Power series Convergence, same Coefficients, different Powers

Question

If $g(z) = \sum_{n \in \mathbb{N}} a_n \cdot (z-z_0)^n$ converges absolutely, how can I formally prove that $f(z) = \sum_{n \in \mathbb{N}} a_n \cdot (z-z_0)^{n-1}$ also converges absolutely?

I know that the $\frac{d}{dz} g(z) = \sum_{n \in \mathbb{N}} n \cdot a_n \cdot (z-z_0)^{n-1}$ has the same radius of convergence as $g$ and multiplying each summand of $f$ with a natural number will only increase the absolute value of $\frac{d}{dz} g$ compared to $f$.

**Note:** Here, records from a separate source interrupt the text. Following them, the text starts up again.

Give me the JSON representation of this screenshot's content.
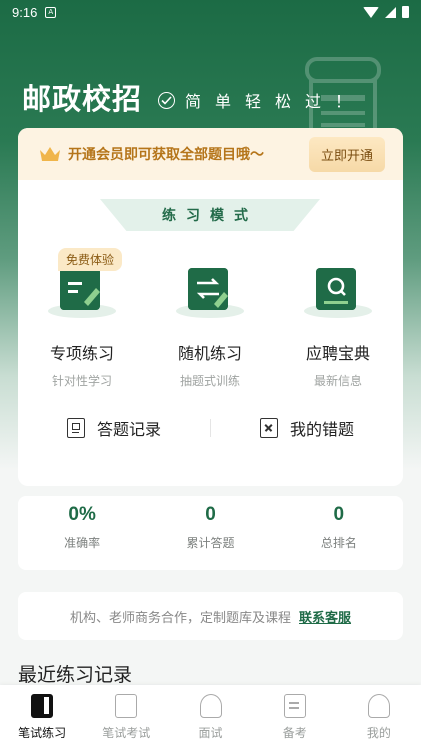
{
  "status_bar": {
    "time": "9:16",
    "notif": "A"
  },
  "header": {
    "brand": "邮政校招",
    "slogan": "简单轻松过！"
  },
  "vip_banner": {
    "text": "开通会员即可获取全部题目哦～",
    "button": "立即开通"
  },
  "practice": {
    "mode_title": "练习模式",
    "free_badge": "免费体验",
    "items": [
      {
        "title": "专项练习",
        "sub": "针对性学习",
        "icon": "pencil-note-icon"
      },
      {
        "title": "随机练习",
        "sub": "抽题式训练",
        "icon": "shuffle-icon"
      },
      {
        "title": "应聘宝典",
        "sub": "最新信息",
        "icon": "book-search-icon"
      }
    ],
    "links": [
      {
        "label": "答题记录",
        "icon": "record-icon"
      },
      {
        "label": "我的错题",
        "icon": "wrong-answers-icon"
      }
    ]
  },
  "stats": [
    {
      "value": "0%",
      "label": "准确率"
    },
    {
      "value": "0",
      "label": "累计答题"
    },
    {
      "value": "0",
      "label": "总排名"
    }
  ],
  "contact": {
    "text": "机构、老师商务合作，定制题库及课程",
    "link": "联系客服"
  },
  "recent": {
    "title": "最近练习记录"
  },
  "tabbar": [
    {
      "label": "笔试练习",
      "active": true
    },
    {
      "label": "笔试考试"
    },
    {
      "label": "面试"
    },
    {
      "label": "备考"
    },
    {
      "label": "我的"
    }
  ],
  "colors": {
    "primary": "#1f6b47",
    "vip_text": "#b5751a",
    "vip_bg": "#fdf3e2"
  }
}
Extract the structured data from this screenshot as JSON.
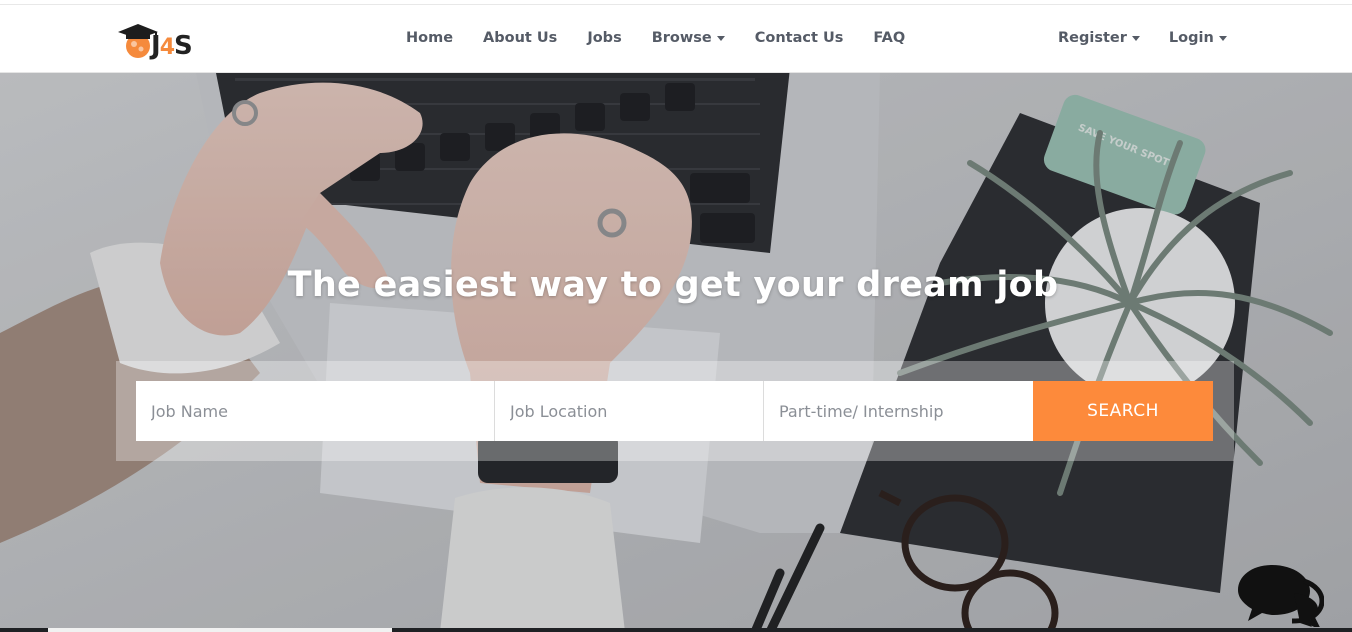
{
  "brand": {
    "logo_text_left": "J",
    "logo_text_mid": "4",
    "logo_text_right": "S",
    "accent_color": "#fd8a3b"
  },
  "nav": {
    "items": [
      {
        "label": "Home"
      },
      {
        "label": "About Us"
      },
      {
        "label": "Jobs"
      },
      {
        "label": "Browse",
        "dropdown": true
      },
      {
        "label": "Contact Us"
      },
      {
        "label": "FAQ"
      }
    ],
    "auth": [
      {
        "label": "Register",
        "dropdown": true
      },
      {
        "label": "Login",
        "dropdown": true
      }
    ]
  },
  "hero": {
    "headline": "The easiest way to get your dream job",
    "search": {
      "job_name_placeholder": "Job Name",
      "job_location_placeholder": "Job Location",
      "job_type_placeholder": "Part-time/ Internship",
      "button_label": "SEARCH"
    },
    "notebook_text": "SAVE YOUR SPOT"
  },
  "icons": {
    "logo": "graduation-cap-logo-icon",
    "caret": "caret-down-icon",
    "chat": "chat-bubbles-icon"
  }
}
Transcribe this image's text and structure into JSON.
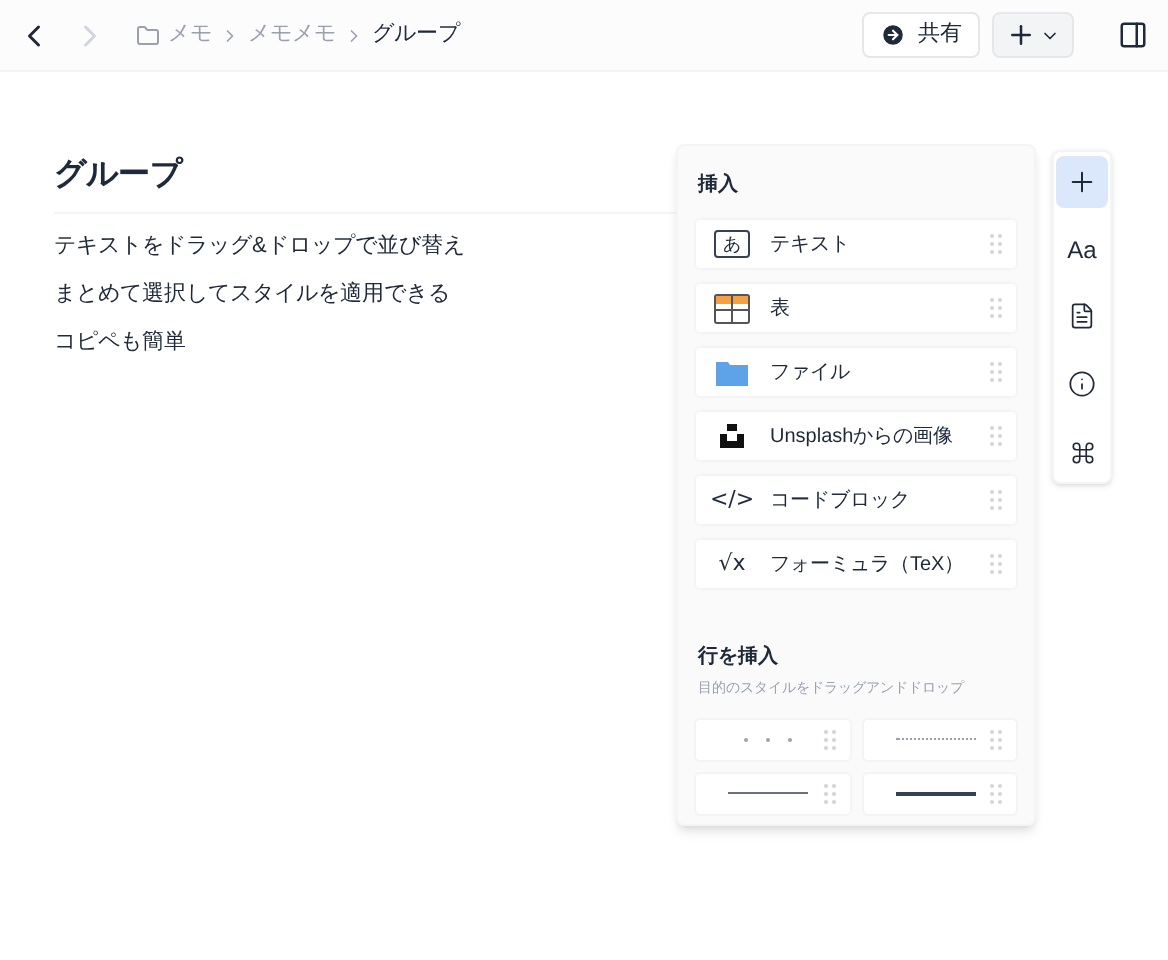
{
  "breadcrumb": [
    "メモ",
    "メモメモ",
    "グループ"
  ],
  "share_button": "共有",
  "document": {
    "title": "グループ",
    "lines": [
      "テキストをドラッグ&ドロップで並び替え",
      "まとめて選択してスタイルを適用できる",
      "コピペも簡単"
    ]
  },
  "insert_panel": {
    "title": "挿入",
    "items": [
      {
        "kind": "text",
        "label": "テキスト",
        "icon_text": "あ"
      },
      {
        "kind": "table",
        "label": "表"
      },
      {
        "kind": "file",
        "label": "ファイル"
      },
      {
        "kind": "image",
        "label": "Unsplashからの画像"
      },
      {
        "kind": "code",
        "label": "コードブロック",
        "icon_text": "</>"
      },
      {
        "kind": "formula",
        "label": "フォーミュラ（TeX）",
        "icon_text": "√x"
      }
    ],
    "divider_title": "行を挿入",
    "divider_hint": "目的のスタイルをドラッグアンドドロップ",
    "dividers": [
      {
        "kind": "dots"
      },
      {
        "kind": "dotted"
      },
      {
        "kind": "thin"
      },
      {
        "kind": "thick"
      }
    ]
  },
  "toolbar": [
    {
      "kind": "plus",
      "selected": true
    },
    {
      "kind": "text",
      "label": "Aa",
      "selected": false
    },
    {
      "kind": "page",
      "selected": false
    },
    {
      "kind": "info",
      "selected": false
    },
    {
      "kind": "command",
      "selected": false
    }
  ]
}
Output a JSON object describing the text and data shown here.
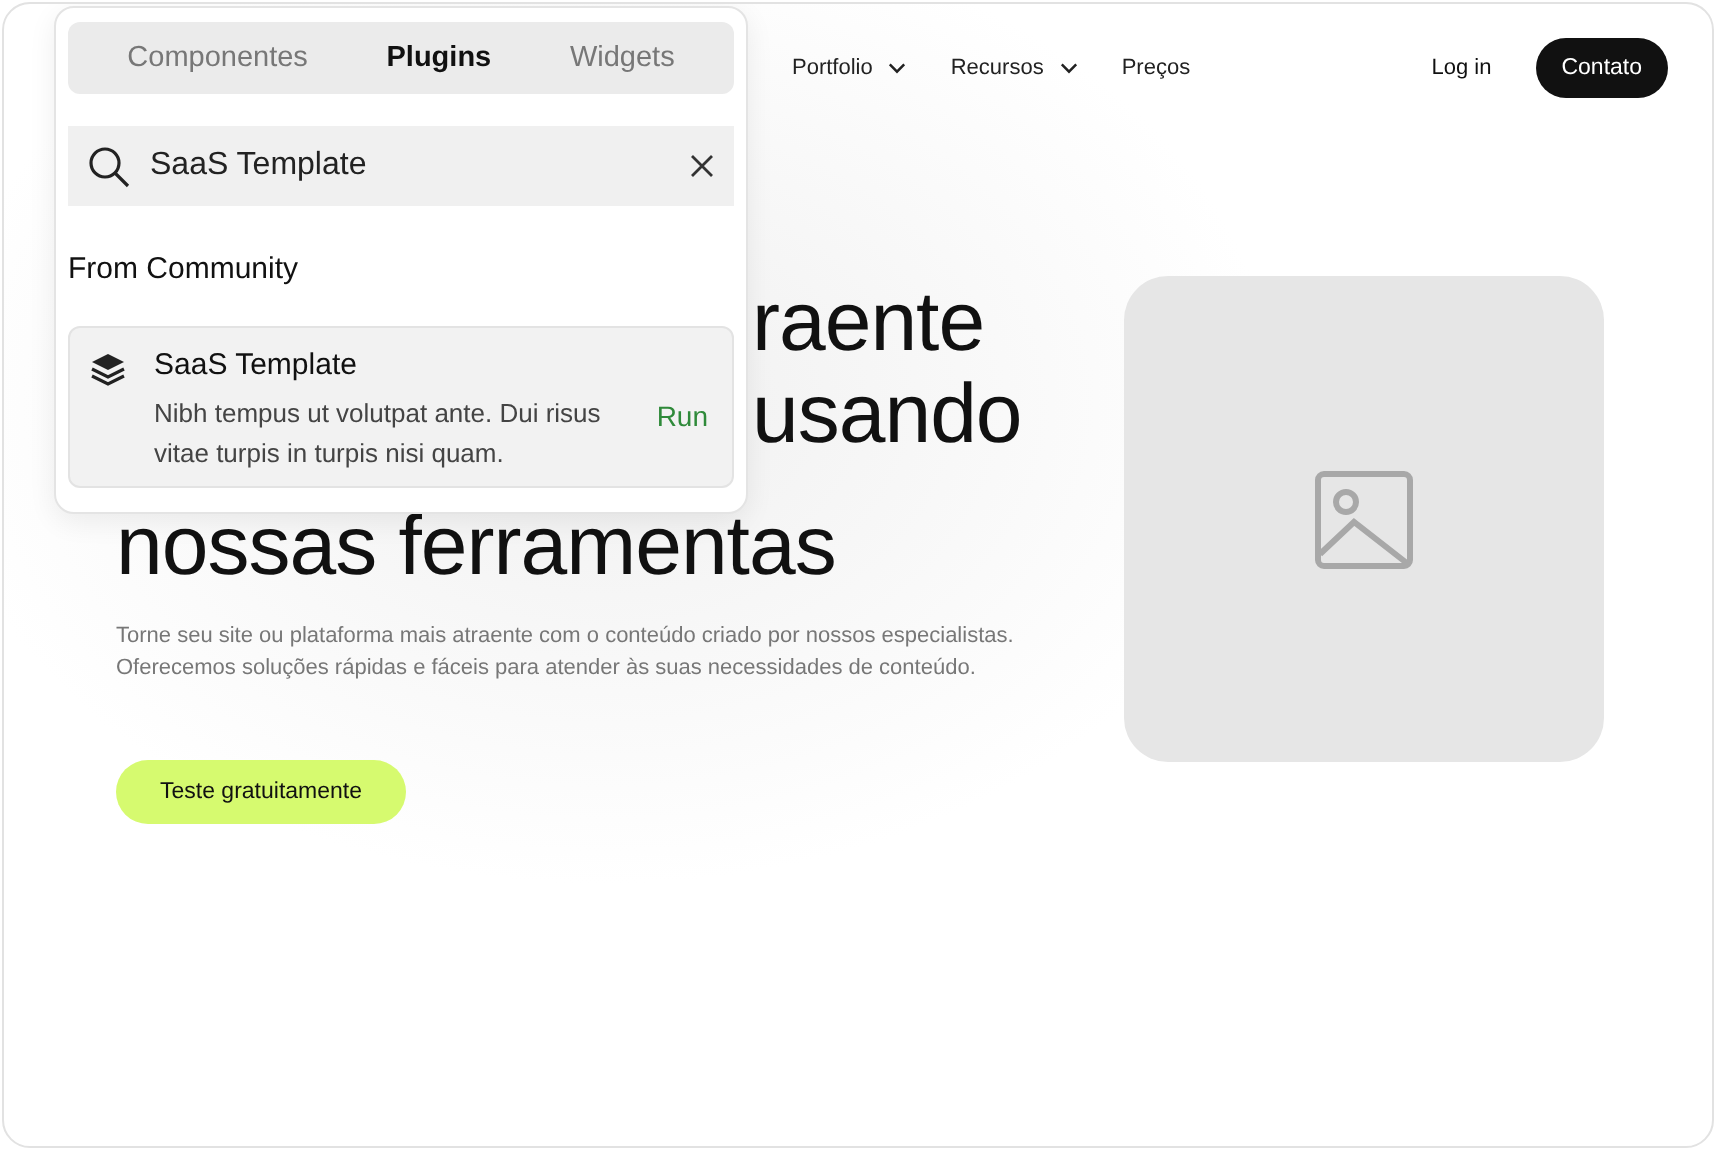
{
  "nav": {
    "items": [
      {
        "label": "Portfolio",
        "dropdown": true
      },
      {
        "label": "Recursos",
        "dropdown": true
      },
      {
        "label": "Preços",
        "dropdown": false
      }
    ],
    "login": "Log in",
    "cta": "Contato"
  },
  "hero": {
    "heading_lines": [
      "raente",
      "usando",
      "nossas ferramentas"
    ],
    "text": "Torne seu site ou plataforma mais atraente com o conteúdo criado por nossos especialistas. Oferecemos soluções rápidas e fáceis para atender às suas necessidades de conteúdo.",
    "button": "Teste gratuitamente",
    "image": {
      "kind": "placeholder"
    }
  },
  "popup": {
    "tabs": [
      {
        "label": "Componentes",
        "selected": false
      },
      {
        "label": "Plugins",
        "selected": true
      },
      {
        "label": "Widgets",
        "selected": false
      }
    ],
    "search": {
      "value": "SaaS Template"
    },
    "section": "From Community",
    "results": [
      {
        "title": "SaaS Template",
        "description": "Nibh tempus ut volutpat ante. Dui risus vitae turpis in turpis nisi quam.",
        "action": "Run"
      }
    ]
  }
}
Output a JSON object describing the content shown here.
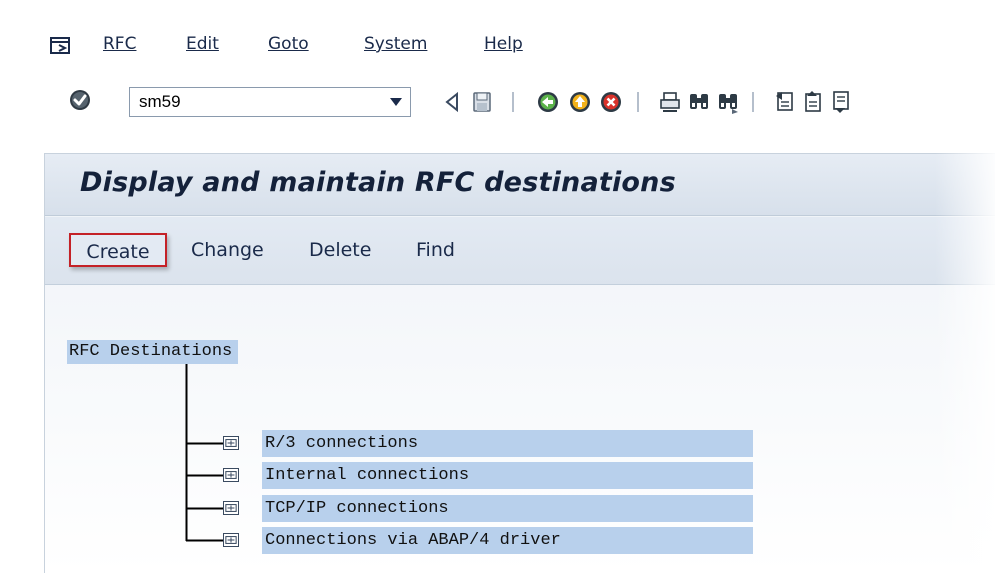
{
  "menubar": {
    "items": [
      {
        "label": "RFC"
      },
      {
        "label": "Edit"
      },
      {
        "label": "Goto"
      },
      {
        "label": "System"
      },
      {
        "label": "Help"
      }
    ]
  },
  "toolbar": {
    "command_value": "sm59",
    "icons": [
      "enter-icon",
      "back-icon",
      "save-icon",
      "back-green-icon",
      "exit-icon",
      "cancel-icon",
      "print-icon",
      "find-icon",
      "find-next-icon",
      "first-page-icon",
      "previous-page-icon",
      "next-page-icon"
    ]
  },
  "screen": {
    "title": "Display and maintain RFC destinations",
    "app_toolbar": {
      "create": "Create",
      "change": "Change",
      "delete": "Delete",
      "find": "Find"
    }
  },
  "tree": {
    "root": "RFC Destinations",
    "nodes": [
      {
        "label": "R/3 connections"
      },
      {
        "label": "Internal connections"
      },
      {
        "label": "TCP/IP connections"
      },
      {
        "label": "Connections via ABAP/4 driver"
      }
    ]
  },
  "colors": {
    "highlight_border": "#c42127",
    "tree_selection": "#b8d0ec",
    "title_text": "#14213a"
  }
}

How to prove without writing prose? Ty!

Answer 1

For $z\neq z_0$ you have $f(z)=\frac{g(z)}{z-z_0}$. Multiplying an absolutely convergent series by a complex number (like $\frac1{z-z_0}$) does not change its absolute convergence.

Answer 2

Assume that $\sum_{n} a_n (z-z_0)^n$ converges absolutely for some $z$, i.e., $\sum_n |a_n| \rho^n$ is convergent, with $\rho := |z-z_0|$. Clearly, we can assume $\rho > 0$ (otherwise the statement is trivial).

But then also $\sum_n c_n$, with $c_n := |a_n| \rho^{n-1} \geq 0$ is convergent, since $c_n = (|a_n| \rho^n) / \rho$.